Masalahnya tidak salah bila banyak pihak yang menyatakan, secara politis, berapa pun jumlah yang dibutuhkan, selama impor beras ditempuh, maka kualitas swasembada beras yang dicapai menjadi kurang sempurna. Seorang sahabat malah menyatakan dengan tegas, Swasembada Beras seharusnya dimaknai sebagai tidak ada lagi impor beras yang sifatnya komersil. 

Bila kita cermati data produksi beras yang dirilis Badan Pusat Statistik dalam beberapa tahun belakangan ini, memang menunjukkan peningkatan yang cukup signifikan. Kementerian Pertanian malah menegaskan betapa melimpah ruahnya beras di masyarakat. Catatan kritisnya adalah kalau memang beras itu melimpah, mengapa untuk mencari beras sebesar 600 ribu ton saja, Pemerintah tampak kesusahan ? 

Ada apa sebetulnya dengan data perberasan nasional ? Akibatnya wajar bila banyak pihak yang meragukan keterangan dari Kementerian Pertanian diatas, sekali pun kalimat "beras melimpah di masyarakat" sendiri masih dapat diperdebatkan lebih lanjut. Mungkin sekali beras itu ada. Pertanyaannya ada dimana beras itu ? Kalau beras itu ada di bandar atau tengkulak, ya jangan harap Pemerintah akan memperolehnya.

Sikap tegas Pemerintah untuk membuka kran impor beras lagi, boleh jadi merupakan langkah tepat untuk berjaga-jaga sekiranya terjadi hal-hal yang tidak diinginkan. Ingat peribahada : sedia payung sebelum hujan. Sebut saja terjadinya krisis pangan global. Atau terjadi peperangan antar negara, seperti Perang Rusia - Ukraina. Bisa saja karena terjadinya iklim ekstrim yang dapat mengganggu produksi pertsnian. 

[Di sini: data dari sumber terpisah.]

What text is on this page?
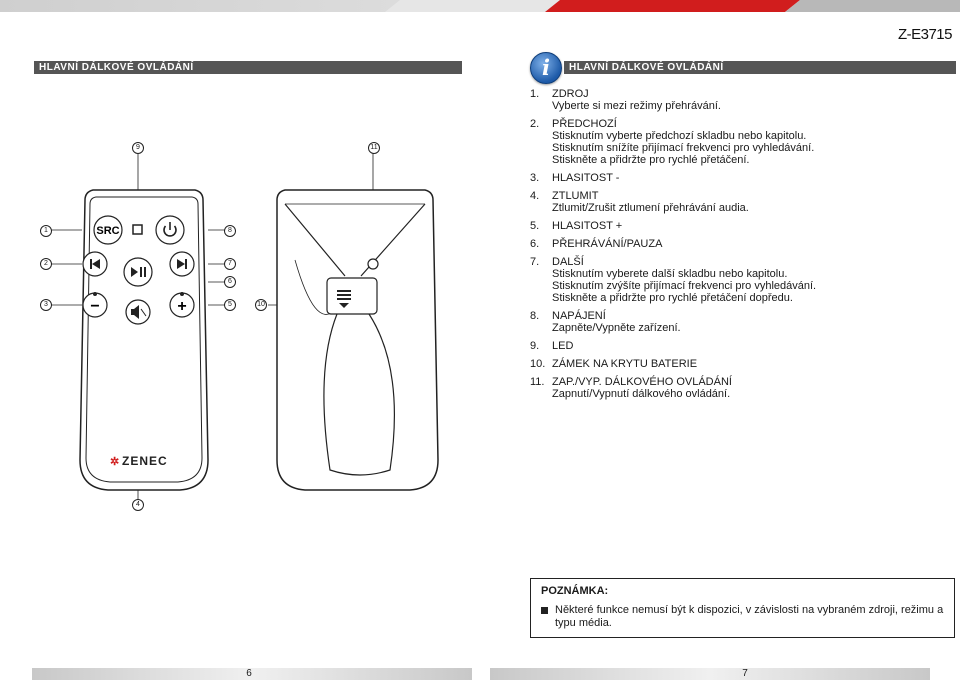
Z-E3715
HLAVNÍ DÁLKOVÉ OVLÁDÁNÍ	HLAVNÍ DÁLKOVÉ OVLÁDÁNÍ
i
SRC
−	+
✲ ZENEC
9
1	8
2	7
6
3	5
4
11
10
1.	ZDROJ
Vyberte si mezi režimy přehrávání.
2.	PŘEDCHOZÍ
Stisknutím vyberte předchozí skladbu nebo kapitolu.
Stisknutím snížíte přijímací frekvenci pro vyhledávání.
Stiskněte a přidržte pro rychlé přetáčení.
3.	HLASITOST -
4.	ZTLUMIT
Ztlumit/Zrušit ztlumení přehrávání audia.
5.	HLASITOST +
6.	PŘEHRÁVÁNÍ/PAUZA
7.	DALŠÍ
Stisknutím vyberete další skladbu nebo kapitolu.
Stisknutím zvýšíte přijímací frekvenci pro vyhledávání.
Stiskněte a přidržte pro rychlé přetáčení dopředu.
8.	NAPÁJENÍ
Zapněte/Vypněte zařízení.
9.	LED
10. ZÁMEK NA KRYTU BATERIE
11. ZAP./VYP. DÁLKOVÉHO OVLÁDÁNÍ
Zapnutí/Vypnutí dálkového ovládání.
POZNÁMKA:
Některé funkce nemusí být k dispozici, v závislosti na vybraném zdroji, režimu a typu média.
6	7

Bahkan kemungkinan adanya bencana alam seperti gempa, banjir, longsor dan lain sebagainya. Semua ini bisa saja terjadi secara mendadak. Untuk mengantisipasi hal yang demikian, impor beras merupakan pilihan kebijakan yang tidak mungkin dielakan, sekalipun ada kalangan yang kurang mendukung. Yang pasti, kita tidak boleh main-main dengan beras, karena boleh jadi beras akan menentukan mati dan hidupnya suatu bangsa.

Selamat tinggal 2022. Banyak hal yang patut dijadikan percik permenungan bersama. Selamat datang 2023. Banyak tantangan yang harus dijawab dan diselesaikan. Salah satunya tentu saja yang terkait dengan MISTERI PERBERASAN itu sendiri.